Page MenuHomePhabricator

DBA review of UrlShortener
Closed, ResolvedPublic

Description

This extension is already deployed but disabled. It has a table that is urlshortcodes in wikishared database on x1. Adding new short urls is throttled so the excepted growth rate is not super high.

Event Timeline

Do you know if the table is public (could be 100% published as is with all its columns)?

Do you know if the table is public (could be 100% published as is with all its columns)?

The content should be public unless usc_deleted is not zero (Already mentioned in T218397)

I will talk to @Marostegui to see what is the best way to proceed. I will meanwhile review the queries and structure. If you have more info on the predicted usage of the table (it is ok to be wrong, just a rough prediction is ok): Number of new rows/s, number of reads/s, predicted size in X amount of time, percentage of "deletions" that would be great!

First, sorry for not informing you directly, the table is already in production for years now. I though it went through DBA review.

Number of new rows/s

  • It's ratelimited with 10 new rows per two minutes for IPs and newbies and 50 per two minutes for other users. It can be ratelimited harder if needed
  • It's very unpredictable how fast it grows, it depends on if it get adapted by others. Like apps team is very interested in this, WDQS also want to use it.
  • This extension used to have an option to add a link in sidebar to get short url link of articles. I disabled this to reduce the writes.
  • Imagining we have 1M new rows per month. It'll be 0.4 new rows /s. It'll decrease because lots of already will be there in tables, specially the most used ones.

number of reads/s

  • The reads are not much because it's cached both in varnish and client.
  • The only cases are A) the first time someone makes the short url for that given url B) when someone tries to create a short url for something that already exist, we just return the old value.
  • Sticking to the 1M new rows per month, it'll be around 2 rows/sec.

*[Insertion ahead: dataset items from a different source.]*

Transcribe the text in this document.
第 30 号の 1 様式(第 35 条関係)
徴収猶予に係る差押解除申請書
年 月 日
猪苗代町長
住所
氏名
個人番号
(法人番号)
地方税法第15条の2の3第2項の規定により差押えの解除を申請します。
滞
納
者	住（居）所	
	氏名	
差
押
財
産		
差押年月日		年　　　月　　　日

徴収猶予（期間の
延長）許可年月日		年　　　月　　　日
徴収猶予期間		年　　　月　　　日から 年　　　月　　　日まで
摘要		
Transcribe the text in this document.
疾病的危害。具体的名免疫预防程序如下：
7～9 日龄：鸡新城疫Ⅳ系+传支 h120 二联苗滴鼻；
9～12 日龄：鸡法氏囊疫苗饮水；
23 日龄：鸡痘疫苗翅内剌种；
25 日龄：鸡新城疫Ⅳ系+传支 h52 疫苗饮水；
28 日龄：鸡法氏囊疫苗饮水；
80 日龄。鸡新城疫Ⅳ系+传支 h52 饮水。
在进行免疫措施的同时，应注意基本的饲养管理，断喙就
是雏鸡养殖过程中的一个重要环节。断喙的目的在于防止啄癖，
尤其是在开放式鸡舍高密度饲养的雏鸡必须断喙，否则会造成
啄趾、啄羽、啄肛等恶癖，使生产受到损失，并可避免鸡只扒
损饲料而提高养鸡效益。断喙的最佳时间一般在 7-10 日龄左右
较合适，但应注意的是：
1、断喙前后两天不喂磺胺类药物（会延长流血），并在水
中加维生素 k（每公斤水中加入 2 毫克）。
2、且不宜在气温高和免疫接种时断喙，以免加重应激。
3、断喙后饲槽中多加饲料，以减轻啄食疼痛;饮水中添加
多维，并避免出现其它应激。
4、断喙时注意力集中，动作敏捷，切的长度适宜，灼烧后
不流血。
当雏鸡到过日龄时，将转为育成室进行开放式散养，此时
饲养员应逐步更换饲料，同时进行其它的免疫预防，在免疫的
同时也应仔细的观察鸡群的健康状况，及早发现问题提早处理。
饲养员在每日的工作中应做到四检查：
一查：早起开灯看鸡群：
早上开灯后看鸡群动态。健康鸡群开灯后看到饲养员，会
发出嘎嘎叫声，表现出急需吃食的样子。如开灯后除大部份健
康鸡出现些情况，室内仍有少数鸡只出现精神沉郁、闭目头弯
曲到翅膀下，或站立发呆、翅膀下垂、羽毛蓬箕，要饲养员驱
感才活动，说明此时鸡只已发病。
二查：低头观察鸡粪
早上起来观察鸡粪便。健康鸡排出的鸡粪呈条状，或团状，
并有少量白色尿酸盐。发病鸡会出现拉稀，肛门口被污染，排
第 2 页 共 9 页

predicted size in X amount of time

  • The table is already on compressed mode
  • not compressed on my localhost AVG_ROW is 819B. Let's imagine we have 1M rows per month, I don't think we'll have that much, it'll be 781MB per month but only on one table.

percentage of "deletions" that would be great!

<0.1%, only happens in severe cases of information breaches hidden URLs

Would making the table made fully private ok for now? We can review later and change it, but it would speed the process for now (filtering per rows may involve creating custom views, etc.).

apps team is very interested in this

I knew about wdqs, do you have more information about that one? My fear is this may become a very popular api and won't "fit" into x1 being a single table.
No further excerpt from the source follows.